Leading economists have frequently drawn attention to the generous treatment given to Germany in the ‘London Agreement’ in 1953 – whilst Germany itself and its partners have studiously avoided all mention of the fact! Half its pre- and post-war debts were cancelled and, more important, it only had to service the remainder when it ran a trade surplus.
“It was after substantial debt relief that the German economy was able to grow — and reform itself —­ in the 1950s.”(Prof Joseph Stiglitz & 17 others, Jan 2015)
“Germany was happy enough to accept massive debt cancellation after the second world war, under the Marshall plan. As the current German government itself seems incapable of even a modicum of humility on this score, surely this is something the world should be reminding it of before it succeeds singlehandedly in plunging Greece into the kind of crisis others helped Germany to avoid.” (Professor Naomi Eilan, University of Warwick)
For a more detailed account of debt cancellation under the Marshall Plan, browse for, Calling Germany on its hypocrisy in the Eurozone debt crisis”, by Professor, Albrecht Ritschl, of the LSE.
The Proposal advanced by the Senate of Newcastle University
is the key to unlocking these repeated debt crises!

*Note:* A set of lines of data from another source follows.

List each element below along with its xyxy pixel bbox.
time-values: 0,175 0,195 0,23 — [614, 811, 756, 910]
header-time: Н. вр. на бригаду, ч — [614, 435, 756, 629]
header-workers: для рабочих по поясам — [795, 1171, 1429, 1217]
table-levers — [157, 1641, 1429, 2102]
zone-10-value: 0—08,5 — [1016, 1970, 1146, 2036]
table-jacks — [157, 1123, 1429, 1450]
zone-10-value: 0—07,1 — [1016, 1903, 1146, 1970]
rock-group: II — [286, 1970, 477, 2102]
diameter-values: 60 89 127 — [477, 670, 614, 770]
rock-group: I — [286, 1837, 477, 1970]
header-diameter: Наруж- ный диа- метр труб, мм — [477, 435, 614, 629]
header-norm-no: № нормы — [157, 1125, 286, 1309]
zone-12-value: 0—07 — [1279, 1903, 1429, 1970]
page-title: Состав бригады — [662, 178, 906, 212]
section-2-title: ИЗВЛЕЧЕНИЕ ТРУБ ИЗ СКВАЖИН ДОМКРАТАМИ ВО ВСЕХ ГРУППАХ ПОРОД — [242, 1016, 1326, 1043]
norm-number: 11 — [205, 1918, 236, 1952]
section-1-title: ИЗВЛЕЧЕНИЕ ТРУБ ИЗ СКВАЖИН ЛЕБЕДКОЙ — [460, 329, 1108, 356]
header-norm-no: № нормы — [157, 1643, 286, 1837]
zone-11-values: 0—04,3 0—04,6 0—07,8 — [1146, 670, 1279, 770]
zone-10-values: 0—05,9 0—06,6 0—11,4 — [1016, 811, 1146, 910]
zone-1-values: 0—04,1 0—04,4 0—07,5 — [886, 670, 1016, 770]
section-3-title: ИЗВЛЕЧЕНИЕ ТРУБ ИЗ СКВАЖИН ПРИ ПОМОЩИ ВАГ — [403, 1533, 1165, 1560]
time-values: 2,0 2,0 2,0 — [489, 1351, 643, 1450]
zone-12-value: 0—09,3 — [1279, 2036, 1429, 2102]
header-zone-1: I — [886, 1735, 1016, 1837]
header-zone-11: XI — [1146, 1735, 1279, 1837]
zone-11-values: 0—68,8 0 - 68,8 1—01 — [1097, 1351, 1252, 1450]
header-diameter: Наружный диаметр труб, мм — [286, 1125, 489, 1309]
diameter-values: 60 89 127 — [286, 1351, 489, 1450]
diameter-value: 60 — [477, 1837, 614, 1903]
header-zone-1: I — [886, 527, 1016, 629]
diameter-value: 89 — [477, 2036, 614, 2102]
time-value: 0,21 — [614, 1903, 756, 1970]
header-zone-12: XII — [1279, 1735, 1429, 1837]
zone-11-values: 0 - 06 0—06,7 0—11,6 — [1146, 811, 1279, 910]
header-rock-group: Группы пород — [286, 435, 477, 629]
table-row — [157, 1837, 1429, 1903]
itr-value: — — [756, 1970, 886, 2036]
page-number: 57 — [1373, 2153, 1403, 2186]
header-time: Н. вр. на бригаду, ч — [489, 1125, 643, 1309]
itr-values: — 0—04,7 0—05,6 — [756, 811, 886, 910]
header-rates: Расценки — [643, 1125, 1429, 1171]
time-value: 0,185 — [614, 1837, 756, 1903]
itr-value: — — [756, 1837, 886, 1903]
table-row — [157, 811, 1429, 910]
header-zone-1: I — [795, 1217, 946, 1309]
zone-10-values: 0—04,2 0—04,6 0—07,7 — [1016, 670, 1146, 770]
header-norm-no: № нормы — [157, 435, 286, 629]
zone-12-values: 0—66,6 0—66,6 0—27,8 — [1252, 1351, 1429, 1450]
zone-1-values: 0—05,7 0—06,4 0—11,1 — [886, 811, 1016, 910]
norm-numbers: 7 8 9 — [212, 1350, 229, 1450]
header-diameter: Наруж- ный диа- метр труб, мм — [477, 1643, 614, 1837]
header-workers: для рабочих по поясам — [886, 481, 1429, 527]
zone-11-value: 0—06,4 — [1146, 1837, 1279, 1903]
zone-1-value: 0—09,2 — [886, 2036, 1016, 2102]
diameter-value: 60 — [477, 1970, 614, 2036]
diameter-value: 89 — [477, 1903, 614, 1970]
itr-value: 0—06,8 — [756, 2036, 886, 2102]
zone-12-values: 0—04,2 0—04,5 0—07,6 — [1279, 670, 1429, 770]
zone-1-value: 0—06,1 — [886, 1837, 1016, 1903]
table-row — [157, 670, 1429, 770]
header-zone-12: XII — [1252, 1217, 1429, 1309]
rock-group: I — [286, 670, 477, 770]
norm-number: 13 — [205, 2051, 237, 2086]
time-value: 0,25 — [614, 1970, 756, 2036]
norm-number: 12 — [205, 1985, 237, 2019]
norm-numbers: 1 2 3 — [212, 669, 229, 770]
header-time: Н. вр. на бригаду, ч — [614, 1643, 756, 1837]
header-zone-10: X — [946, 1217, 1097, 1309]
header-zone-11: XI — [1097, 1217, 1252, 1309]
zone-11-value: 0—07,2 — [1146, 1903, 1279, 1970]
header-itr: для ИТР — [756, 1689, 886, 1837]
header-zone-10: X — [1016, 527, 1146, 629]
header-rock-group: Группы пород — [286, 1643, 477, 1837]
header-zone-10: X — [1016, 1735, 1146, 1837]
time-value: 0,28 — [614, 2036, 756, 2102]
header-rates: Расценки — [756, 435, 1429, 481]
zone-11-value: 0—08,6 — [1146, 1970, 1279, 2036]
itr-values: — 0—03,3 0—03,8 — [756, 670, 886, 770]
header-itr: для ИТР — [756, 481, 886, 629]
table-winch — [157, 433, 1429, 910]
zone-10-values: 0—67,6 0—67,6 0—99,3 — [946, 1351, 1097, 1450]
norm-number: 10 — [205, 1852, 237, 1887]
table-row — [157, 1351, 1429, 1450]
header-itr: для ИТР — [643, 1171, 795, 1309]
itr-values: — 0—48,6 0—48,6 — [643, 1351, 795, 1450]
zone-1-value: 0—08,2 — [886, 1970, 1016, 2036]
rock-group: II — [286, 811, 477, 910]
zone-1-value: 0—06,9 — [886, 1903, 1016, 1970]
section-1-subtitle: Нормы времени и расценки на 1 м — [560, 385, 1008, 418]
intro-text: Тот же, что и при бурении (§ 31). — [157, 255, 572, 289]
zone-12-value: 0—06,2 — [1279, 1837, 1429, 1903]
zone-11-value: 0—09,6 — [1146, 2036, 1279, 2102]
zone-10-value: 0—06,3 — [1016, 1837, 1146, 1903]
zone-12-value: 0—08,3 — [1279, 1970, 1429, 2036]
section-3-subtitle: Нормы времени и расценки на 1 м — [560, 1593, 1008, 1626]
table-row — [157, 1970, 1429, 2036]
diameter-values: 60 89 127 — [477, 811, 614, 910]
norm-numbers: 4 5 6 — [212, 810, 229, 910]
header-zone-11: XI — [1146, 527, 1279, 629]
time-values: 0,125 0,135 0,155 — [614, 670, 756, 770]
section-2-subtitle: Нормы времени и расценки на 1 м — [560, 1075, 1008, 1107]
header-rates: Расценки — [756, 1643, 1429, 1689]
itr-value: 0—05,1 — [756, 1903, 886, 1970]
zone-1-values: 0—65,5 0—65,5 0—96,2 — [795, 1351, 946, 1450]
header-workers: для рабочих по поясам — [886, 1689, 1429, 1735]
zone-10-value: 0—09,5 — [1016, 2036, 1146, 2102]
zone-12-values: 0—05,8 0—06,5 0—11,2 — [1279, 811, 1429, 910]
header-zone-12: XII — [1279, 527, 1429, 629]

The motion, proposed by Ian Kitchen, the Students’ Union leader, on 19th June 2001, and passed nem con, stated that:
“Senate congratulates the Jubilee campaign for poor country debt relief on its achievements to date and re-affirms its support… In particular, Senate endorses the call by Kofi Annan, Secretary General of the United Nations, for a new, fair and transparent procedure involving ‘a debt arbitration process to balance the interests of creditors and sovereign debtors and introduce greater discipline into their relations’ (Kofi Annan, 21st Century Action Plan).”
Such a ‘fair and transparent procedure’ would not only resolve debt crises when they occur, but lessen their frequency and severity, since creditors and speculators would no longer be able to assume they would be bailed out by the taxpayer, as they were during the ‘Third World Debt’ crisis of the 70s and 80s, and have been repeatedly since that time.